El Madrid necesita construir un castillo de naipes y coronarlo con una cría de elefante puesta de puntillas encima; el Barcelona, en cambio, apuñaló en cuanto pudo. Reanudó el Madrid, en la segunda parte, la abrasión sobre Claudio Bravo, pero siguió éste parando y siguió el Madrid claudicando ante esa servidumbre inexorable del fútbol por la cual uno ha de marcar goles para ganar los partidos.

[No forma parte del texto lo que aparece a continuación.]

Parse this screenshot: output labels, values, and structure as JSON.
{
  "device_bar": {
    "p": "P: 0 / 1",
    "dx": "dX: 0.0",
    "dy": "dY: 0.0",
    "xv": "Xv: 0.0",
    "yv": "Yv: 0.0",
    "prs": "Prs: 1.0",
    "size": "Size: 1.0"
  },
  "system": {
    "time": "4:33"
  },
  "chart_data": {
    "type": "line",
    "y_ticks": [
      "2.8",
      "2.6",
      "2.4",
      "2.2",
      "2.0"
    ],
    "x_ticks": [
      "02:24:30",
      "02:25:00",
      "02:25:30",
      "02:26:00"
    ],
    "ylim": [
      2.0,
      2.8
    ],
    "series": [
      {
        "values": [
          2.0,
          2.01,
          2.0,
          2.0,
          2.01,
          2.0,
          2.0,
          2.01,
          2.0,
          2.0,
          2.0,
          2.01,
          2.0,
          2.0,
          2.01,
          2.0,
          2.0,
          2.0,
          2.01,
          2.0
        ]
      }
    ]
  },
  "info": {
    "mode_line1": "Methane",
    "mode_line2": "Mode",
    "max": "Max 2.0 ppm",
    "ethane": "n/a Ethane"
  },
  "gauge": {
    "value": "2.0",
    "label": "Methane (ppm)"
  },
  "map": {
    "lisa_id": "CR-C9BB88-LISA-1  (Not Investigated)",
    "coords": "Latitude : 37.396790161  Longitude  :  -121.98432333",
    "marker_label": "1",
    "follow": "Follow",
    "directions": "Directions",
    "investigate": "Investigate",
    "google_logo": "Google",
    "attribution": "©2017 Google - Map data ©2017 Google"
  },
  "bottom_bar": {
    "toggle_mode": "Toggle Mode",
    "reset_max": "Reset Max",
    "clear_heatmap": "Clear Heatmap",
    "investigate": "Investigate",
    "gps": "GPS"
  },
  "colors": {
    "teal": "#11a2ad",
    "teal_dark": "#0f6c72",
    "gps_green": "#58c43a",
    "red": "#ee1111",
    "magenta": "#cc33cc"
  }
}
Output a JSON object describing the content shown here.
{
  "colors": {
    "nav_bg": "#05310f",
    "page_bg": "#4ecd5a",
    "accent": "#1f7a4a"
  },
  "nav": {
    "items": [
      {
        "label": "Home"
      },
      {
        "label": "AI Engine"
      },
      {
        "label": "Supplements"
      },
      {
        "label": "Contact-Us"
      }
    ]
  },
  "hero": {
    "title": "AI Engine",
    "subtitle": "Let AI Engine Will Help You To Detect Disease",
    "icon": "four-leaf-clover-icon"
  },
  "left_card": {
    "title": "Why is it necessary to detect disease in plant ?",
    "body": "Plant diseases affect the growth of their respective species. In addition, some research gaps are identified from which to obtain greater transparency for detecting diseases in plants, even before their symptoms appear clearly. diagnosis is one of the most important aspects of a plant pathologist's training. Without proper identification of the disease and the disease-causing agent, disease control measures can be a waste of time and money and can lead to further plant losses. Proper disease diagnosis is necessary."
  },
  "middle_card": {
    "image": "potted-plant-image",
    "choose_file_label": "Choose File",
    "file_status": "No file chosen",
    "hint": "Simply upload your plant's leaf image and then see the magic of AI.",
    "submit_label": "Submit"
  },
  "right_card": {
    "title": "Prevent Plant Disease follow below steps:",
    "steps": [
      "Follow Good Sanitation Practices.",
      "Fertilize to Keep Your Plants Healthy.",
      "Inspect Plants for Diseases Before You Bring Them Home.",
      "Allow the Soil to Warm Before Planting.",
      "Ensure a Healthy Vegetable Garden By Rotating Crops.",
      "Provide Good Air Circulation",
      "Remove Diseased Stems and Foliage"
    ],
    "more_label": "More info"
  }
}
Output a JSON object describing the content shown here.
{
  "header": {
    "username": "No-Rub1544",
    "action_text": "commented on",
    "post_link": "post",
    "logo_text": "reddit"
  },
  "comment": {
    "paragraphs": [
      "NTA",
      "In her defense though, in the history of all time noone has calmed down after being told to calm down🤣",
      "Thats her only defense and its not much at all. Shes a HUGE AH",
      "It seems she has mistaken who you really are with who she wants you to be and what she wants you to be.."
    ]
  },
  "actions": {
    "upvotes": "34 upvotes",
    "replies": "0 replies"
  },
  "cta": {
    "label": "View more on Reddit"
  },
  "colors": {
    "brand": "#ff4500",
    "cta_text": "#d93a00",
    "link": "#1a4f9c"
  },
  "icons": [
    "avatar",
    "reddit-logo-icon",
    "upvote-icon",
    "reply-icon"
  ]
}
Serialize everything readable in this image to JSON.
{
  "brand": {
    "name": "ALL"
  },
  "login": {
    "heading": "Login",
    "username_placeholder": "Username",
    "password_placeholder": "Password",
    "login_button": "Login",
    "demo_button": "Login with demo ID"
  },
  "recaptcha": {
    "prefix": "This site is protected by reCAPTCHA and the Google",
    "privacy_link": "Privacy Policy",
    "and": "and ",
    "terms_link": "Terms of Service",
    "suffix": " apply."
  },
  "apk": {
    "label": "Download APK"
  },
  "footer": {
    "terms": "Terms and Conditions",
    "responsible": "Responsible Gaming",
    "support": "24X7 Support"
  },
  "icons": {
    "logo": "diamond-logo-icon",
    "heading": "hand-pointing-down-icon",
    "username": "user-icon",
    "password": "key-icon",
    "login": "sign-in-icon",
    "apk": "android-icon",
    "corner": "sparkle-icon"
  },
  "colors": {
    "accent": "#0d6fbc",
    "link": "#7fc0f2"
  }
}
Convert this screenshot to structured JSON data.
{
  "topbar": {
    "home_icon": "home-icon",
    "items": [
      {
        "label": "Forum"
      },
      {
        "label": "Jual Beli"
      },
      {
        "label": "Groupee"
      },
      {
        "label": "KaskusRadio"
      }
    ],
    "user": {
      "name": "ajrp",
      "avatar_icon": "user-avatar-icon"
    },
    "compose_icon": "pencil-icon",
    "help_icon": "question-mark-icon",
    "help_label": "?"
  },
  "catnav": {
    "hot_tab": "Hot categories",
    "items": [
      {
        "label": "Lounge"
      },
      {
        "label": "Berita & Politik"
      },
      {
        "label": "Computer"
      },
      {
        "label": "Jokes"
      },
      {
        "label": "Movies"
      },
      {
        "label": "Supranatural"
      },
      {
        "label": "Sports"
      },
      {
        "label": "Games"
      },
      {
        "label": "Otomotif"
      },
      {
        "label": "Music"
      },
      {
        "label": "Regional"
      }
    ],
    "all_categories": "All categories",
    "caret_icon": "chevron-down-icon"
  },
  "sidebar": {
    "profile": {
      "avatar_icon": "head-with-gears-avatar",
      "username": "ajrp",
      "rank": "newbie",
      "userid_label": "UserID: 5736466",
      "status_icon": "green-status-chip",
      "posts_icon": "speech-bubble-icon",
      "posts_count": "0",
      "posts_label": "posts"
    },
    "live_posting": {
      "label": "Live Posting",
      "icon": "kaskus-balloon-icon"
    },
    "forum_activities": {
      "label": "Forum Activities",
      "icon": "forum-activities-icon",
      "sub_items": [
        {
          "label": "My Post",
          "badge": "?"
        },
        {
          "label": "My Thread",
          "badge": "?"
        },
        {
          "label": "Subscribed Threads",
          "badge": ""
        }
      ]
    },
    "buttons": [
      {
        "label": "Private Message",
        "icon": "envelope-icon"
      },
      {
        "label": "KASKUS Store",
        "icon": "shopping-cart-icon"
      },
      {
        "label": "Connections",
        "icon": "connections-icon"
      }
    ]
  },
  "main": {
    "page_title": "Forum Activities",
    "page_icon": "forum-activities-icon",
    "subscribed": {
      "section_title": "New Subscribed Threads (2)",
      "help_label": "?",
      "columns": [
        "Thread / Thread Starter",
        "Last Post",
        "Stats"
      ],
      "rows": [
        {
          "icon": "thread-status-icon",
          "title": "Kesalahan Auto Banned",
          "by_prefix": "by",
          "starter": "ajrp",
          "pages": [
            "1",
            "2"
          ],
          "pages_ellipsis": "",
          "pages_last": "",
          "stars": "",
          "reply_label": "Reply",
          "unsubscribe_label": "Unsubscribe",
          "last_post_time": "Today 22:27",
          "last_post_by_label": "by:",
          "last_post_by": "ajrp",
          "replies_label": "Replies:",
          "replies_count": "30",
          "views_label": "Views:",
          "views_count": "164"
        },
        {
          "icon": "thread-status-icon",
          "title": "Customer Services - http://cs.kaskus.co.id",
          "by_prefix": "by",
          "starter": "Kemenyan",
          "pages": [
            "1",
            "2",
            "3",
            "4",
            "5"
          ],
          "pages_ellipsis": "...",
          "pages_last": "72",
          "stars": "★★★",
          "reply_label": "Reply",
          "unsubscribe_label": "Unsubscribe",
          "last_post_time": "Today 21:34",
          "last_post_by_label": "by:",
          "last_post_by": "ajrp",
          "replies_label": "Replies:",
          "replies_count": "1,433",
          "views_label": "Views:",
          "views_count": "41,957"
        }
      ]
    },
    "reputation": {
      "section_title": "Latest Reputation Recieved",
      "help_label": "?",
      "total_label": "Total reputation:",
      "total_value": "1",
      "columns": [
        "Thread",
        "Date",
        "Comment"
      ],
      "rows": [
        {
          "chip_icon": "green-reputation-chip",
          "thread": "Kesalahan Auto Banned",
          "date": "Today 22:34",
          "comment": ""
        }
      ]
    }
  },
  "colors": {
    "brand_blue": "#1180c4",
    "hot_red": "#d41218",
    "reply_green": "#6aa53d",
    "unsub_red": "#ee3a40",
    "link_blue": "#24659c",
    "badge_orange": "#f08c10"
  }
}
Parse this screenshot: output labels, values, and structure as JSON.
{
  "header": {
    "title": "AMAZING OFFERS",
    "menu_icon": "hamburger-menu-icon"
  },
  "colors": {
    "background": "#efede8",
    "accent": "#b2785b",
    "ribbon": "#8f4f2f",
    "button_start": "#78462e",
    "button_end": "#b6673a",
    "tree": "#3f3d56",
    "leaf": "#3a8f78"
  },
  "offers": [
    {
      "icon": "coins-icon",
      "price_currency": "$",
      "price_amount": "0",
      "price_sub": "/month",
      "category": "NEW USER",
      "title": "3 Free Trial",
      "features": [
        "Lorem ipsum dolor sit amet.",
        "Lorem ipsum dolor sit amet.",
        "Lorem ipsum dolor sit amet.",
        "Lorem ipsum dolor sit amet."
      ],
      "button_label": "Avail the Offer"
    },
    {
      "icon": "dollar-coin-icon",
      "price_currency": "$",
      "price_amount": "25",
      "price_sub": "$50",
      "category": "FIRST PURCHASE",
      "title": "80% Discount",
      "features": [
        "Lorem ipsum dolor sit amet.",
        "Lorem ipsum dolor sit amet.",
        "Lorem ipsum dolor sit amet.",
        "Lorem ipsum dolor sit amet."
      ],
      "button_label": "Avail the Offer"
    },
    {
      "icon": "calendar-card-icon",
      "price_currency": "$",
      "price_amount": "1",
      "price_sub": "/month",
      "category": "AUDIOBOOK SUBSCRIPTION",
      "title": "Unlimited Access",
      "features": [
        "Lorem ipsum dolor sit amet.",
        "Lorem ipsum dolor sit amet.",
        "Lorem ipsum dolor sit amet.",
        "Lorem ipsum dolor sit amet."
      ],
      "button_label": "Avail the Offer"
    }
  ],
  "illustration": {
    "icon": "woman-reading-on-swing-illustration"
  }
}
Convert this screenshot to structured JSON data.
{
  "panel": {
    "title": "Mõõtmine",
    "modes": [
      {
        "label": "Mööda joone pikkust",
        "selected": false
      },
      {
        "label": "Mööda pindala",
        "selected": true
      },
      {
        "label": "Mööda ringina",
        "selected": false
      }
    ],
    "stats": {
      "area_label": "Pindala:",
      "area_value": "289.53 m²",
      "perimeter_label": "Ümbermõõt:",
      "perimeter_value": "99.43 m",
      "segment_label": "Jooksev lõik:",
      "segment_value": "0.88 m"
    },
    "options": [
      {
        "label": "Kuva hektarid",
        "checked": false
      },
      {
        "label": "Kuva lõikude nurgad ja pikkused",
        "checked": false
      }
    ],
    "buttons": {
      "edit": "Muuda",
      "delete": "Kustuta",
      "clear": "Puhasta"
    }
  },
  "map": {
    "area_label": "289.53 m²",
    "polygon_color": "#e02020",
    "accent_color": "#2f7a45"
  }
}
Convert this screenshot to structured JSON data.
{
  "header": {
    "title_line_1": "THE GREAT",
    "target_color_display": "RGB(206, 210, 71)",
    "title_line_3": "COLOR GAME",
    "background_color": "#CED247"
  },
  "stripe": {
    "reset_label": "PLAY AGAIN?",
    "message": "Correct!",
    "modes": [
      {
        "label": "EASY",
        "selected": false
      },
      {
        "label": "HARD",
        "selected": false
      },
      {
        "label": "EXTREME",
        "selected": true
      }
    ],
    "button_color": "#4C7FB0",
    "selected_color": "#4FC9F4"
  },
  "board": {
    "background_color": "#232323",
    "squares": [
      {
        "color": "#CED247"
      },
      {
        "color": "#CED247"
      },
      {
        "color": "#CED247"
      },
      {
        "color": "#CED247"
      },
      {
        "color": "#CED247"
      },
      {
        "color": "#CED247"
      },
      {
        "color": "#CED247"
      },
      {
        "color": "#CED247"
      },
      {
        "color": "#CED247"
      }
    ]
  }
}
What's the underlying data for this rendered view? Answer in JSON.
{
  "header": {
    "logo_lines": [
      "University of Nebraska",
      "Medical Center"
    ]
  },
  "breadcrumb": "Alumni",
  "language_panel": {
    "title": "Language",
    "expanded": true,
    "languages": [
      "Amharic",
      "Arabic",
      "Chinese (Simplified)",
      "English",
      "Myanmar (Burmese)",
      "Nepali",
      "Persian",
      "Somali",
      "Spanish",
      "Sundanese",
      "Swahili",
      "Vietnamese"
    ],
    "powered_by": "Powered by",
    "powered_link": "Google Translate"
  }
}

Messi, ubicado como interior y por momentos, número 5 de su equipo, percibió en el crujir de las briznas del césped una carrera de Luis Suárez; la pelota atravesó el cielo madridista como una hendidura fina y profunda que Pepe no pudo atajar en una primera instancia; acompañó Ramos al uruguayo, que ya había controlado al primer toque y orientado hacia dentro, continuando la carrera Pepe hacia el primer palo de Casillas. Yo pensé: ¿por dónde puede entrar ese balón? De todas las posibles trayectorias que la física ofrecía como plausibles, Suárez eligió la lógica. Se echó encima del balón asegurando con el tobillo derecho, y donde Casillas pudo haber estado plantado de firme un metro más adelante, no hubo más que vacío. Llegó la pelota al segundo palo y sucumbió el esfuerzo madridista. Un esfuerzo homérico compensado sólo por la esperanza irredenta de algunos aficionados, que guardarán esa media hora de fútbol como un paquete accionarial que ya no puede venderse y del que se espera triplique sus beneficios, porque el mercado es juguetón y bromista, y lo último que se pierde es la esperanza y lo que importa es participar. Modric se quedó sin mecha y Carletto prescindió de Isco cuando lo que necesitaba era presencia por dentro, conquista de espacios tras la segunda línea barcelonista y pisar área con frecuencia. Mantuvo a Bale, yermo y hundido, y el Barcelona se hizo con la espalda de los centrales del Madrid lanzando a Neymar y a Messi como drones no tripulados. Si el año pasado parpadeó un imperio en el Camp Nou, también en media hora, ayer se pudo oírlo masticar. Pero todavía no es suficiente, y lo que no se hizo entre enero y marzo, habrá de hacerse de aquí al 14 de abril. O no será.